Today, leaning heavily into pro-Israel rhetoric serves a dual purpose. It acts as an impenetrable shield against lingering accusations of anti-Semitism, while simultaneously providing a blunt instrument to batter Jean-Luc Mélenchon’s left-wing France Unbowed (LFI), which has staked its political survival on Palestinian solidarity.

But what happens if Le Pen actually takes the Élysée? Taşdelen suspects the radical rhetoric will quietly evaporate. “The sheer weight of governing would likely snap her back to France’s traditional diplomatic baseline—a balanced approach that historically advocates for a two-state solution.”

Nuclear Grids and the Specter of the Streets

The geopolitical chessboard is one thing; the reality on the French street is another. As the Strait of Hormuz chokepoint threatens a global energy heart attack, France holds a distinct trump card over Berlin.

“Germany is cornered because it gutted its nuclear grid and gambled heavily on Russian gas,” Taşdelen said. “France still pulls about 70% of its power from domestic nuclear plants. The lights will stay on.”

But energy independence won’t insulate French markets from a global supply chain breakdown. With European natural gas futures spiking 53% in a single week and fuel costs jumping up to 30%, the inflation shock is already bleeding into the agricultural and logistics sectors.

For Macron, the true nightmare isn’t in the Middle East; it’s in the banlieues and the rural heartlands. “Remember how the Yellow Vests started eight years ago?” Taşdelen warned. “A mere 15% hike at the pump. With today’s price shocks, inflation is going to bite hard. We are looking at a very high probability of massive social explosions and street protests in the coming weeks.”

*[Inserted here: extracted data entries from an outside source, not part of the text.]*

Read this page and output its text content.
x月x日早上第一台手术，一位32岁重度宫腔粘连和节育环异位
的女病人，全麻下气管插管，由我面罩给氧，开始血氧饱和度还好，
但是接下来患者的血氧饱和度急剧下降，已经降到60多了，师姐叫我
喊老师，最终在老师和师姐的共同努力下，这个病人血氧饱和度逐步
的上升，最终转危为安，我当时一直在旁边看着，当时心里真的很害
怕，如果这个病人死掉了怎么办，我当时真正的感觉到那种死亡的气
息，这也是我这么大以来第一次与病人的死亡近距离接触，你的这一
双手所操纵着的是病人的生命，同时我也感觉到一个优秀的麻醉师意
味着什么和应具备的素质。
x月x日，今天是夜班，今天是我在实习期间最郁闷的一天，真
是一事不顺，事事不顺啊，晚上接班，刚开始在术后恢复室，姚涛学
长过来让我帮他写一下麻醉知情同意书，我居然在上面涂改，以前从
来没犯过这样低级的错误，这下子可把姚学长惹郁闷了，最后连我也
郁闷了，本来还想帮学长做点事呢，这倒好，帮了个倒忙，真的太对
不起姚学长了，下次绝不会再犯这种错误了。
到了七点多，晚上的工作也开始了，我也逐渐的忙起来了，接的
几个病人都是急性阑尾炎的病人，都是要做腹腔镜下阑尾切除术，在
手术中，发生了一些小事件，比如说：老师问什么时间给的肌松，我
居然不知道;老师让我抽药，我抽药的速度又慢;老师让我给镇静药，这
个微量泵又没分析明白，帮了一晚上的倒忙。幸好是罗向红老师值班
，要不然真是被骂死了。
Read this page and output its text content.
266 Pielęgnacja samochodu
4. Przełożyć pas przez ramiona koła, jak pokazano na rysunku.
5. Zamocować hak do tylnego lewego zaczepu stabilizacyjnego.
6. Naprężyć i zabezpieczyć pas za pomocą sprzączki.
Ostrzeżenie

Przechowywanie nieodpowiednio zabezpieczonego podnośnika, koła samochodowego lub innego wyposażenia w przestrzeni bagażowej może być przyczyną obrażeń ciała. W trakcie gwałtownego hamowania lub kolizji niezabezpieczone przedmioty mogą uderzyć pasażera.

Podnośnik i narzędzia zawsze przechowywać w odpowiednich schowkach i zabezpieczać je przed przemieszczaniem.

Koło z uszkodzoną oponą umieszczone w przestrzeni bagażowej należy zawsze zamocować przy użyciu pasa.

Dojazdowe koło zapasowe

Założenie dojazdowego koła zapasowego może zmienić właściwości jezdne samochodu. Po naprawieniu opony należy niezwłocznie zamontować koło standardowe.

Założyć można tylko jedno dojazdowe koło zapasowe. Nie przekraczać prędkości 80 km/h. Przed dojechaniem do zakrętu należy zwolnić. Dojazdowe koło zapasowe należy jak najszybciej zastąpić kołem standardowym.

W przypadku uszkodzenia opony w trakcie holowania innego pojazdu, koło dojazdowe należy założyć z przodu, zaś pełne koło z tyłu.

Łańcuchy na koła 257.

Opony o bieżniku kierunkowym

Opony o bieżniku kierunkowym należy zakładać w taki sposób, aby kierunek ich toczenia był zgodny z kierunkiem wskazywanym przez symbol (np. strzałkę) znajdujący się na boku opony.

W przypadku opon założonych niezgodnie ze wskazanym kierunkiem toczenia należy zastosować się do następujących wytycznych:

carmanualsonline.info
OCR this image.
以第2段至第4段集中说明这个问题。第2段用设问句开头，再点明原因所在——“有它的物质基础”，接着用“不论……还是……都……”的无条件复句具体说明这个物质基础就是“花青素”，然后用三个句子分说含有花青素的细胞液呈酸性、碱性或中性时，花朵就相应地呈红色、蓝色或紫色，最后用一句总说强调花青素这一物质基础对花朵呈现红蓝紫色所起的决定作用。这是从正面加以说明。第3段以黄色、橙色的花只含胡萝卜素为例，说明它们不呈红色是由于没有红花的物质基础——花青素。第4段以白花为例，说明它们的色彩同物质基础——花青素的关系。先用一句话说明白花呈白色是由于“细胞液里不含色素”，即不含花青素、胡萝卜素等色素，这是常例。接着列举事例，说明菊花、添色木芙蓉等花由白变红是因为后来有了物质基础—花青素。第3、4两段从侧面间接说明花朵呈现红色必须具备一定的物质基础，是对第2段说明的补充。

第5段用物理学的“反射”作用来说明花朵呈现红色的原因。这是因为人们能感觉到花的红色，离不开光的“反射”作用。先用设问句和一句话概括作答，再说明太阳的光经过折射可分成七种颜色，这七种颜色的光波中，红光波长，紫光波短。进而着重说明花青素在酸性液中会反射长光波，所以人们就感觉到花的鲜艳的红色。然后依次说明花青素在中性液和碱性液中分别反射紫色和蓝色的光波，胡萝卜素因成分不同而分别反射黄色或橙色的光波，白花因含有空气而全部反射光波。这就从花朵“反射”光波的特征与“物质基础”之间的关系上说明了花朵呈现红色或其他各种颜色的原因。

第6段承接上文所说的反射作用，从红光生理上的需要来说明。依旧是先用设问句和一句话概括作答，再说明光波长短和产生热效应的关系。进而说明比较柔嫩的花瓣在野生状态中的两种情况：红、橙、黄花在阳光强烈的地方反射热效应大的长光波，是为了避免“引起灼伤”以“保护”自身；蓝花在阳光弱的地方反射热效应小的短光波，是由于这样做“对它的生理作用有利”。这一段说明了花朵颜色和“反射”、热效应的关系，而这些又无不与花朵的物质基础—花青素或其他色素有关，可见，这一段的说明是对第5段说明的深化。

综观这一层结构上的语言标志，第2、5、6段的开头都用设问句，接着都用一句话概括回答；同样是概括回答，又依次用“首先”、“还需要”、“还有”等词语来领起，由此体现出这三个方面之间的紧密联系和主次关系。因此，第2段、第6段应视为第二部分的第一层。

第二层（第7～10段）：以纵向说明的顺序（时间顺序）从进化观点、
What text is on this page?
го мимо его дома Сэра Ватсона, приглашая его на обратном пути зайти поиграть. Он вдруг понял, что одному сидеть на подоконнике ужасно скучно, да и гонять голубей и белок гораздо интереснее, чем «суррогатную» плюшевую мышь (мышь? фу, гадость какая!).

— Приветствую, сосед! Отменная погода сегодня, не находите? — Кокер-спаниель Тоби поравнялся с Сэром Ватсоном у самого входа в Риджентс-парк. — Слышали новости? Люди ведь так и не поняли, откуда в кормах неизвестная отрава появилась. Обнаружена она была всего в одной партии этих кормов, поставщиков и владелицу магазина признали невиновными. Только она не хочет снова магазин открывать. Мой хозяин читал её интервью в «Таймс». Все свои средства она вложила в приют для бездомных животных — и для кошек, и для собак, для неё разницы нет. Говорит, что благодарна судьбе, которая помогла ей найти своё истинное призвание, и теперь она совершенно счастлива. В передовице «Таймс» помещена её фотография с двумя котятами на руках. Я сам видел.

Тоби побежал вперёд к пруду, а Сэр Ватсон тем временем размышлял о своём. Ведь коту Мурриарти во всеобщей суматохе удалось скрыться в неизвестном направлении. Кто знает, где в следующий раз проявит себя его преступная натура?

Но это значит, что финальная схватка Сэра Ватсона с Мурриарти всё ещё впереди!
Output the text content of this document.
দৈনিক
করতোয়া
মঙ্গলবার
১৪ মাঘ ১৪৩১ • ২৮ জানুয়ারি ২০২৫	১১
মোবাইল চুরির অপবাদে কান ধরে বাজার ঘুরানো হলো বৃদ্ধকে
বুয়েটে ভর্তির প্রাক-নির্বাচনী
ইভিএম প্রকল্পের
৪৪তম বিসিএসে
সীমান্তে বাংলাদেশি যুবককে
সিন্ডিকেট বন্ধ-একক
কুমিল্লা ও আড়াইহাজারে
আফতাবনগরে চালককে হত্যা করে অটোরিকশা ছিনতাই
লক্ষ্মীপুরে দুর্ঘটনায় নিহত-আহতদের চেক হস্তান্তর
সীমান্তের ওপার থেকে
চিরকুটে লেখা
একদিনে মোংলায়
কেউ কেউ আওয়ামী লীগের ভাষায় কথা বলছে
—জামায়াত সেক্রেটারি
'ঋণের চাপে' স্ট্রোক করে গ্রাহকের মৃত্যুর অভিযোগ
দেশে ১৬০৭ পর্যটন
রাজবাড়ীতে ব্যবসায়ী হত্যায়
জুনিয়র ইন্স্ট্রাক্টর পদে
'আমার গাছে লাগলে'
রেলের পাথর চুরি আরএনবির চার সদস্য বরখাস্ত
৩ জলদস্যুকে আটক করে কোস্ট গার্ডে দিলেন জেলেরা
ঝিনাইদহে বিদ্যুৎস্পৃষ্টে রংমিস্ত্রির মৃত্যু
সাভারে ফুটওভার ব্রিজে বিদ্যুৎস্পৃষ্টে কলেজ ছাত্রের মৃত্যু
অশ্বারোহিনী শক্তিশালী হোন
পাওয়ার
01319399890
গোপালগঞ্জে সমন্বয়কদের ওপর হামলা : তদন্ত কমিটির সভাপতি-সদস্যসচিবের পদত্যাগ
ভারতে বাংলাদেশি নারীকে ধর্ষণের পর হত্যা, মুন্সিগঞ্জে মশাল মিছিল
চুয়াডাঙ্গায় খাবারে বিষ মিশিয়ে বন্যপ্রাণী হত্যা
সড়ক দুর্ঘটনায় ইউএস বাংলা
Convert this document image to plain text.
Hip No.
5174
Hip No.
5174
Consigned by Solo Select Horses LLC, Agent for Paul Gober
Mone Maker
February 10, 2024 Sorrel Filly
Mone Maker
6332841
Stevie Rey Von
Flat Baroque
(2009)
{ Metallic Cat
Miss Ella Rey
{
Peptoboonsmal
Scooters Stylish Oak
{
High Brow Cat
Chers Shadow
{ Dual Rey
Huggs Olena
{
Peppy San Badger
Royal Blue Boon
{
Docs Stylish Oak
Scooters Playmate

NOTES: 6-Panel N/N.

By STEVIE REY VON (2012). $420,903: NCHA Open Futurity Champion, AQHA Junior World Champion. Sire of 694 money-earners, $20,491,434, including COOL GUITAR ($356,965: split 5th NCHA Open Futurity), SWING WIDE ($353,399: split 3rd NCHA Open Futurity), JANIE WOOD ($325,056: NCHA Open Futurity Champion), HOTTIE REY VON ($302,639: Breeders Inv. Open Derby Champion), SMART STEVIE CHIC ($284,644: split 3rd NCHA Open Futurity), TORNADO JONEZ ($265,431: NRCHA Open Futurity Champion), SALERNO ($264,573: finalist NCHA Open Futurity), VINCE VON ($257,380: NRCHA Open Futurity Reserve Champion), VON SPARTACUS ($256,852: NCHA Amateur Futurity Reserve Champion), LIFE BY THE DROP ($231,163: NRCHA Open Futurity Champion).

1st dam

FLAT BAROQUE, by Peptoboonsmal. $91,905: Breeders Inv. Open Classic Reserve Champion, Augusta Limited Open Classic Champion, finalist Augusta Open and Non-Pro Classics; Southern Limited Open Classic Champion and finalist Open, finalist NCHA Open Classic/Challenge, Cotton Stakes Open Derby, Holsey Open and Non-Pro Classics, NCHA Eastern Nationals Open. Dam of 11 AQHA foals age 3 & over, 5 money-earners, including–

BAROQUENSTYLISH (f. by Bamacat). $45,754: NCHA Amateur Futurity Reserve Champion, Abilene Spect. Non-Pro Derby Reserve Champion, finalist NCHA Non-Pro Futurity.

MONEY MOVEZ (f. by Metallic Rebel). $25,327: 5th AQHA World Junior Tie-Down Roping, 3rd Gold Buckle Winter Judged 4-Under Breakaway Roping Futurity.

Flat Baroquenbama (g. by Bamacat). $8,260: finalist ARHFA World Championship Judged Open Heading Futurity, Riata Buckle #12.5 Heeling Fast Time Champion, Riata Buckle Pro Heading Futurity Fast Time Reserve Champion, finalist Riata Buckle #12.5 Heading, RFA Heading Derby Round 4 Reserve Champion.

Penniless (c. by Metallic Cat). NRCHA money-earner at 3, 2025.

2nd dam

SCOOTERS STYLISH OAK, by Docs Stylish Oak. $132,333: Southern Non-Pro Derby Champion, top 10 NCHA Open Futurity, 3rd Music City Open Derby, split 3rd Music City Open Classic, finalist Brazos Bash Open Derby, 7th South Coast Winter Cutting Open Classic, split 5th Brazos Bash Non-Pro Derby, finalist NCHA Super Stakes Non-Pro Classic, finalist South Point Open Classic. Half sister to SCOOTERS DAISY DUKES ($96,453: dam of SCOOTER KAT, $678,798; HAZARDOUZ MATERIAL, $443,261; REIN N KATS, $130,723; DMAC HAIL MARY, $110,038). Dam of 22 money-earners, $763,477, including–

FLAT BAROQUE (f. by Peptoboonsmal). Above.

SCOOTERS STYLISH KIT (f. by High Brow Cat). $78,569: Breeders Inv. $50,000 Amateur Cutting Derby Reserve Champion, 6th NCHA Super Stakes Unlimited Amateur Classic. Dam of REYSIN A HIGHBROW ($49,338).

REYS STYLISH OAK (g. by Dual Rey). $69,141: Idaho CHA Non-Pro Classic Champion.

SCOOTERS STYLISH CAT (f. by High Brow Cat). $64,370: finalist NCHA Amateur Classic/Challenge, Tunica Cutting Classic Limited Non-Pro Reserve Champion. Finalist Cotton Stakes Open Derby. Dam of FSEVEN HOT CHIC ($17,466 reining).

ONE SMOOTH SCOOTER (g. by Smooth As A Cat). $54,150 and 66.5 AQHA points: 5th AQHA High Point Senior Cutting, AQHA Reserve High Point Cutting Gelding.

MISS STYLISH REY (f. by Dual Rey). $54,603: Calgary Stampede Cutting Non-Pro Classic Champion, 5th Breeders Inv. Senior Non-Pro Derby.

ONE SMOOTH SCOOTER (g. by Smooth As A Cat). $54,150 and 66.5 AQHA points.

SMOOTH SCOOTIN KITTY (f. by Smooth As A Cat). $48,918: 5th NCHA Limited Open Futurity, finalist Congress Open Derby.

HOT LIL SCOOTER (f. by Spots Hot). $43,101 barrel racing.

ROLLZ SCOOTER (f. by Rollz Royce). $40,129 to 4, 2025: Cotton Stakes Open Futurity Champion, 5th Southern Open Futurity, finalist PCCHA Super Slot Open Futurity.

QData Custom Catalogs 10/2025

The underlying premise of the US-Israeli campaign—a swift, surgical collapse of the Iranian regime—now looks like a catastrophic misjudgment. “The playbook was to bomb for two days, wait for the state to crumble, and back a compliant government,” Taşdelen concluded. “The exact opposite happened. Just like in the 12-Day War, millions of Iranians flooded the streets to defend their country. The decapitation strategy failed, and Europe is now left holding the bag for a protracted, devastating conflict.”